@MarkFL (1/8)^-4/3 SO This time I didn't make a mistake on the question hahaha do I make it a cube root ?

I would first use: 1/8 = 2^(-3) like so: (1/8)^(-4/3) = (2^(-3))^(-4/3) And now multiply the exponents: (1/8)^(-4/3) = (2^(-3))^(-4/3) = 2^4 = 16

1/8 = 2^(-3) < I don't understand how you get this any chance you could break that down. From a previous I'd root with the denominator [(ex. 3/2) Square root (4)= 2^3)] and use the numerator as the exponent outside the root

We have: 1/8 Now, if we recognize that 8 is the cube of 2, that is 8 = 2^3, then we can write: 1/8 = 1/(2^3) Now, when an exponent is down in the denominator, we can bring that term up into the numerator by negating the exponent 1/8 = 1/(2^3) = 2^(-3) We can think of this as: 1/(2^3) = (2^0)/(2^3) = 2^(0 - 3) = 2^(-3)

Yes, there's lots of ways to go about it...I try to show the method that I think will be the most useful in general.

Hey @MarkFL, When there are exponents inside a root, you divided by the root? example 4root (x^8y^12) would be x^2y^3 right?

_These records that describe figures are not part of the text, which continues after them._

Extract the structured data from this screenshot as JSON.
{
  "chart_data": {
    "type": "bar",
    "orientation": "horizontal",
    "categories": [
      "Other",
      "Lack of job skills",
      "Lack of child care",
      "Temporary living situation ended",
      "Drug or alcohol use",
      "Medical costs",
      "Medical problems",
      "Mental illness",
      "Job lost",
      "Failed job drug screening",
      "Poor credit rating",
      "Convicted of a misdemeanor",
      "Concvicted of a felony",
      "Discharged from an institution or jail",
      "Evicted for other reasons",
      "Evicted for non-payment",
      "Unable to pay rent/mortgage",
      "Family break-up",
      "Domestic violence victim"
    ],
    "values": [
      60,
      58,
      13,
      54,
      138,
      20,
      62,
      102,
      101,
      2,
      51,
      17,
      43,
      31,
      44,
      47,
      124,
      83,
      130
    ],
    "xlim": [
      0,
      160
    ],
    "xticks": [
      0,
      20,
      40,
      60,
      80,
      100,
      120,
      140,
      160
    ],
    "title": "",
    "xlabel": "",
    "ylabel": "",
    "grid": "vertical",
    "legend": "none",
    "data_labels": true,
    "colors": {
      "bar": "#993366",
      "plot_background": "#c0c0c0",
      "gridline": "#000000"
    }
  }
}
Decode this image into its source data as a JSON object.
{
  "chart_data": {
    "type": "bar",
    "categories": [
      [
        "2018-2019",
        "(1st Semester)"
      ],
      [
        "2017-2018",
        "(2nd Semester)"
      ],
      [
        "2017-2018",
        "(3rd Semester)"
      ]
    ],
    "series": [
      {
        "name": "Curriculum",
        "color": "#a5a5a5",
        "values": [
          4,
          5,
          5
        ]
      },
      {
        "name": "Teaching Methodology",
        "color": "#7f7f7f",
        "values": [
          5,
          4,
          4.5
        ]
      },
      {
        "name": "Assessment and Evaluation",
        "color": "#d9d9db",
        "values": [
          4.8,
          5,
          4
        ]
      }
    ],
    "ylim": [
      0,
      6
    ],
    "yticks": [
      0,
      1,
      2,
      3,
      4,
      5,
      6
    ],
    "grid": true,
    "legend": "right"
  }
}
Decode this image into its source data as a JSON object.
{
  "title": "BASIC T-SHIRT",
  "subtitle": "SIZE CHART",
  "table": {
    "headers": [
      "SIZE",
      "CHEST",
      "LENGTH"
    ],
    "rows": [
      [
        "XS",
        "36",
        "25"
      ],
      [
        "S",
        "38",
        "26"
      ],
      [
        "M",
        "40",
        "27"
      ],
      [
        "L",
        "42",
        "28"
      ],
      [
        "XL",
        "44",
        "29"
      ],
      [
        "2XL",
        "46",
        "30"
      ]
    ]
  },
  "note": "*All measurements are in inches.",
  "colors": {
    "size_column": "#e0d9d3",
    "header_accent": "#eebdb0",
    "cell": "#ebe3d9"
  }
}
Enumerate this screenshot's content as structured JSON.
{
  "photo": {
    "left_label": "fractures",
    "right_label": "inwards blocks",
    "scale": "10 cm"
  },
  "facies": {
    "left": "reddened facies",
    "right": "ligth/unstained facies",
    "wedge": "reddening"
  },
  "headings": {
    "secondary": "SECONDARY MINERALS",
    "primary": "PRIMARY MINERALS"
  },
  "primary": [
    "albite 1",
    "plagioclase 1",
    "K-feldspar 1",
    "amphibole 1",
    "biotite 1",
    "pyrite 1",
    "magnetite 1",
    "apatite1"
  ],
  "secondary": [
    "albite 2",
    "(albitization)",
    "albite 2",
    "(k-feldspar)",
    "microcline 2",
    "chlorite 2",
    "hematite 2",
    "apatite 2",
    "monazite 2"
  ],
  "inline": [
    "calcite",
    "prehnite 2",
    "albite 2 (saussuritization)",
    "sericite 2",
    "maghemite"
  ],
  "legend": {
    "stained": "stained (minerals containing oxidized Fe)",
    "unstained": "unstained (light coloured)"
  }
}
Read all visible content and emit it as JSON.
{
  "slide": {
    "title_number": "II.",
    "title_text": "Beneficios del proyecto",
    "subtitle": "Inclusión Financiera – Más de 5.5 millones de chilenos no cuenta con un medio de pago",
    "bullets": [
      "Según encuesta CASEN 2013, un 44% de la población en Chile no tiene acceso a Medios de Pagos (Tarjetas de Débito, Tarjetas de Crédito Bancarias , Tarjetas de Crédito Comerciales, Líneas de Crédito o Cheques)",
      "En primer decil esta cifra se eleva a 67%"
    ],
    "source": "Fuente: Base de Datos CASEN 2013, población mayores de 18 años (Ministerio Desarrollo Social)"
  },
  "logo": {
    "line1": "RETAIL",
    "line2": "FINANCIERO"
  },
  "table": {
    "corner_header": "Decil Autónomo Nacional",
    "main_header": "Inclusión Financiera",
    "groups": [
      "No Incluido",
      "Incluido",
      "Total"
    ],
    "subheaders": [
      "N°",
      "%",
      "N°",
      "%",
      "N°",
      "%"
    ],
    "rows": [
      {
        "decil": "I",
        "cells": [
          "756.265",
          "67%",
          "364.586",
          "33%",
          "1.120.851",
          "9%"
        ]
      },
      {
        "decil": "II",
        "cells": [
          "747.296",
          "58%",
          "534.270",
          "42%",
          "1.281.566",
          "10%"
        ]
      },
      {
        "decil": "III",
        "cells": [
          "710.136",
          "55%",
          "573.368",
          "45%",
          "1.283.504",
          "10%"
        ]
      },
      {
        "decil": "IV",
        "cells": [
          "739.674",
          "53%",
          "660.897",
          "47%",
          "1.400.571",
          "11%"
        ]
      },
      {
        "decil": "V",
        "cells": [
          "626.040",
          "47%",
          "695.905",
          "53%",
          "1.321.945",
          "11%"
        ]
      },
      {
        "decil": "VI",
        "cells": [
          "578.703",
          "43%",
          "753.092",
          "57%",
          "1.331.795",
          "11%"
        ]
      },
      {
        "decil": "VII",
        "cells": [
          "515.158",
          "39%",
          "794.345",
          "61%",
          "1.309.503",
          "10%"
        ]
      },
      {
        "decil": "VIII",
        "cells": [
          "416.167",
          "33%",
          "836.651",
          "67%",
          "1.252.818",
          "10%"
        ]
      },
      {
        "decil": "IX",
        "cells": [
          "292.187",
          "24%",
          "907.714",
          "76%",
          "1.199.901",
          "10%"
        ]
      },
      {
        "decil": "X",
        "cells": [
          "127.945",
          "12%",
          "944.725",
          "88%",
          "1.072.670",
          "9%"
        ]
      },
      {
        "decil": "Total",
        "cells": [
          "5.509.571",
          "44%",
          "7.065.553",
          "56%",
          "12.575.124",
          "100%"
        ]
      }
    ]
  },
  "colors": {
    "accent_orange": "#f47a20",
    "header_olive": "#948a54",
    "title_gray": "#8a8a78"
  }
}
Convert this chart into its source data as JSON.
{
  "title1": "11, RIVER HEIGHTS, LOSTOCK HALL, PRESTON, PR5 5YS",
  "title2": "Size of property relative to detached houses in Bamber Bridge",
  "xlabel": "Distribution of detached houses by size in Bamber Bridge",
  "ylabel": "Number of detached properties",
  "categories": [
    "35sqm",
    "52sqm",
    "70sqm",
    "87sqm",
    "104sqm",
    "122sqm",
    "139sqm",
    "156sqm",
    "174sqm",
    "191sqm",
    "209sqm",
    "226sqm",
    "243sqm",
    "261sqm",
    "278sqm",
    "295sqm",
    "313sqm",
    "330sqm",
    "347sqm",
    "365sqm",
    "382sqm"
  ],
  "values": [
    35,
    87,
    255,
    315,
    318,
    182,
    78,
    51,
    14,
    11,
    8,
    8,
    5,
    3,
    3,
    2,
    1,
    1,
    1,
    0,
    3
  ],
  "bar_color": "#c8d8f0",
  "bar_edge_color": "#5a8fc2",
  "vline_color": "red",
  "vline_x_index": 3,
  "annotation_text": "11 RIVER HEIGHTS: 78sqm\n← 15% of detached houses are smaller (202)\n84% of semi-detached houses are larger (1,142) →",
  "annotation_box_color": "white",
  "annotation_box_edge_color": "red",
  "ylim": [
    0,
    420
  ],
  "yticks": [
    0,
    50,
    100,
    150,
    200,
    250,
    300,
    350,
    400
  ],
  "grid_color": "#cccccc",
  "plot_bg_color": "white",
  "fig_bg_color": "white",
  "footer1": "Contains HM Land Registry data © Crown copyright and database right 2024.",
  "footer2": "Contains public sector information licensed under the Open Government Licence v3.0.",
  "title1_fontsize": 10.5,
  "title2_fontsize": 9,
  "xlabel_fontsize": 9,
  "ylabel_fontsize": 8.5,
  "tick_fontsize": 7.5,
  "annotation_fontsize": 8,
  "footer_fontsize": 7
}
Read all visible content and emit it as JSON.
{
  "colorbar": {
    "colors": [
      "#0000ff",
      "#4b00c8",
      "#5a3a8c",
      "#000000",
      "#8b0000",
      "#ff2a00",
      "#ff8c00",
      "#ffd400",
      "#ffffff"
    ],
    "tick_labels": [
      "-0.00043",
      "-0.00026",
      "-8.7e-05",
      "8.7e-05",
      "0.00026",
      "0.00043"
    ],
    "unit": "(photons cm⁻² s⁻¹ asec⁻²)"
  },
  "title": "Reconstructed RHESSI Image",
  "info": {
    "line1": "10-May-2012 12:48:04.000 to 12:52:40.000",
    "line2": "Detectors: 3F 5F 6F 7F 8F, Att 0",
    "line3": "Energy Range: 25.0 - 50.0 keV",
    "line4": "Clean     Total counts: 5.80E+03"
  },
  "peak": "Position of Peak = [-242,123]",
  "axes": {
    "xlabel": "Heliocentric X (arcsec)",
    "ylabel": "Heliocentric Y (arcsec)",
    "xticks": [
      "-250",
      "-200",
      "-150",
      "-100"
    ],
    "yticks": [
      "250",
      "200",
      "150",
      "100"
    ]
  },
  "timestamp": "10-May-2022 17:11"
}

Or am I doing it wrong?

The short story here is that we started out with an even exponent on y and ended up with an odd exponent, and when a negative number has an odd exponent, the result is a negative value. But, when a negative number has an even exponent, the result is positive So, if y is negative, the original expression is positive, and we need to insure the end result is too.